If the gateway machine is vulnerable to attacks which get root access,
that is a serious weakness, but no work on the RNG can fix it.  If not,
then any decent cryptographically strong PRNG is fully adequate.
No one has shown any value whatsoever for large entropy pools in this
circumstance.

> Yarrow's two-stage design, where the output from
> hashing the pool seeds a pseudo-random number
> generator based on a strong block cipher, offers
> significant advantages over the one-stage design
> in /dev/random which delivers hash results as
> output.

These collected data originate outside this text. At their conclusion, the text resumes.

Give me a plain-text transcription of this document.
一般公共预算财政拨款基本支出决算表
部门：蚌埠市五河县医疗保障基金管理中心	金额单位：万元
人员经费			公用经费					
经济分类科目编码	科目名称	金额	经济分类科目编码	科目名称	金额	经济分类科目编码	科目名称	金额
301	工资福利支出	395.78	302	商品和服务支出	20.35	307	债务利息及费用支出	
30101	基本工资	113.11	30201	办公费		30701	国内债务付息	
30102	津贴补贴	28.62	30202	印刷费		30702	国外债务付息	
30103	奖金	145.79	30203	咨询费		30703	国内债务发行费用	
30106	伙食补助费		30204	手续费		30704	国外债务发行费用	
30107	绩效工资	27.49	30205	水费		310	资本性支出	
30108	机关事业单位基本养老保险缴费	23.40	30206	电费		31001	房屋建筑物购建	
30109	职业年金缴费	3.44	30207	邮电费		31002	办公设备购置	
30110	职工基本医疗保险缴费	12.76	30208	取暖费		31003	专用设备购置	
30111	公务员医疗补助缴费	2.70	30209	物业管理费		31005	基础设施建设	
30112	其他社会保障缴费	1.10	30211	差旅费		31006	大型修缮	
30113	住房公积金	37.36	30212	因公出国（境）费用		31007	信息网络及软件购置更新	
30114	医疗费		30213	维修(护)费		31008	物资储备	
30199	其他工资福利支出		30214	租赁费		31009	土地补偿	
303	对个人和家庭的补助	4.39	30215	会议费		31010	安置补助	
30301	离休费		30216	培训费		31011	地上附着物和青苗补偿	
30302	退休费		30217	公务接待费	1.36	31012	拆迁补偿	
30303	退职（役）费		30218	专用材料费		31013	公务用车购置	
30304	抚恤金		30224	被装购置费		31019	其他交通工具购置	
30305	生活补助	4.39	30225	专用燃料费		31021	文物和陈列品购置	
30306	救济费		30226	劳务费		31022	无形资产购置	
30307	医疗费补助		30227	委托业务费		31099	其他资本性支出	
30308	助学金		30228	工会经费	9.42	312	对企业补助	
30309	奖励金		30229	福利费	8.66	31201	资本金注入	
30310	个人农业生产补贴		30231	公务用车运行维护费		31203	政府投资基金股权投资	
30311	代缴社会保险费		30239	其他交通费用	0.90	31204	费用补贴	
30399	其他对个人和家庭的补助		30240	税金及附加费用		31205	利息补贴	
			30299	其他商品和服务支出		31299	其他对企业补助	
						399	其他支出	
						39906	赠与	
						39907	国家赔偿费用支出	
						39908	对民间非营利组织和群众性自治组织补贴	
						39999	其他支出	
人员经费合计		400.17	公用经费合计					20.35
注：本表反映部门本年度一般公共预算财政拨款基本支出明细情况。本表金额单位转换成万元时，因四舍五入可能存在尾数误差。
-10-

In particular, it makes the hash harder
> to attack since its outputs are never directly
> seen, makes denial-of-service attacks based on
> depleting the generator nearly impossible, and
> "catastrophic reseeding" prevents iterative
> guessing attacks on generator internal state.

Yarrow does not use a block cipher.  In PRNG mode, it is simply an
iterated SHA-1 hash, with the hash output provided as the RNG output.
It hashes a 20-byte seed, then hashes the previous 20 bytes of output
to get the new 20 bytes of output.  Every so often it updates the seed
to be a new hash output value.

> So possible actions are:
>
> Continue discussions on cryptography list,
> focussing on the hardest problem: acquiring and
> estimating entropy.

This may be the hardest problem, but it is not the most important one,
especially not for FreeS/WAN use.  Mis-estimates of entropy are not crucial
for this purpose.  FreeS/WAN does not need "true" entropy and the current
design of /dev/random does a soft fallback from true RNG to pseudo RNG,
which is perfect for FreeS/WAN.

> FreeS/WAN project should take steps in docs or
> scripts to ensure /dev/random is appropriately
> compiled on gateway systems.

Yes, but more to the point, it should not run if /dev/random does not
exist.  In that case it would certainly be convenient to inform the user
of any potential problems at install time.

> /dev/random should become two-stage, preferably
> using an AES candidate cipher with 256-bit key,
> 128-bit block and reseeding operations which
> change at least 128 bits at a time.

The two-stage design, which is really just a matter of having a separate
entropy buffer so it doesn't come in too slowly, is designed to protect
against an attack where the PRNG state is snooped.  No one has shown
a practical method for doing so which could not be easily extended to
weaken the RNG code.

The iterative guessing attack is being overstated here in terms of its
practical significance.  The root privileges which are necessary to snoop
the RNG state will also allow for more malicious actions that completely
compromise security.

Here is an alternative proposed set of actions.

Emphasize the need to make gateway machines secure.  These machines have
sensitive keys and other data in addition to RNG state.  If an attacker
can get root privileges on your gateway, you have no security.  This is
the most crucial element in the whole security setup.

Make sure the RNG in /dev/random is strong as a pseudo RNG, even with
no entropy being brought in.  Most gateway machinse will be stand-alone
boxes without many events other than network events themselves, which
cannot be assumed to be unknown to an attacker.  Entropy is likely to
be scarce in normal operation and the machine must run well without it.
Hence the PRNG behavior of the system (without entropy addition) is the
most crucial element for the analysis of its security.

Having settled both of those problems, then you can add an input entropy
buffer for the PRNG.  Just bring input entropy into a hash context
(doesn't even need to be cryptographically strong), and dump that into
the entropy pool using the existing mechanisms when you have "enough".
It's probably less than 50 lines of code to add this, so you might as well
do it.  But this is not a major addition to the security of your system.
The other elements above are far more important.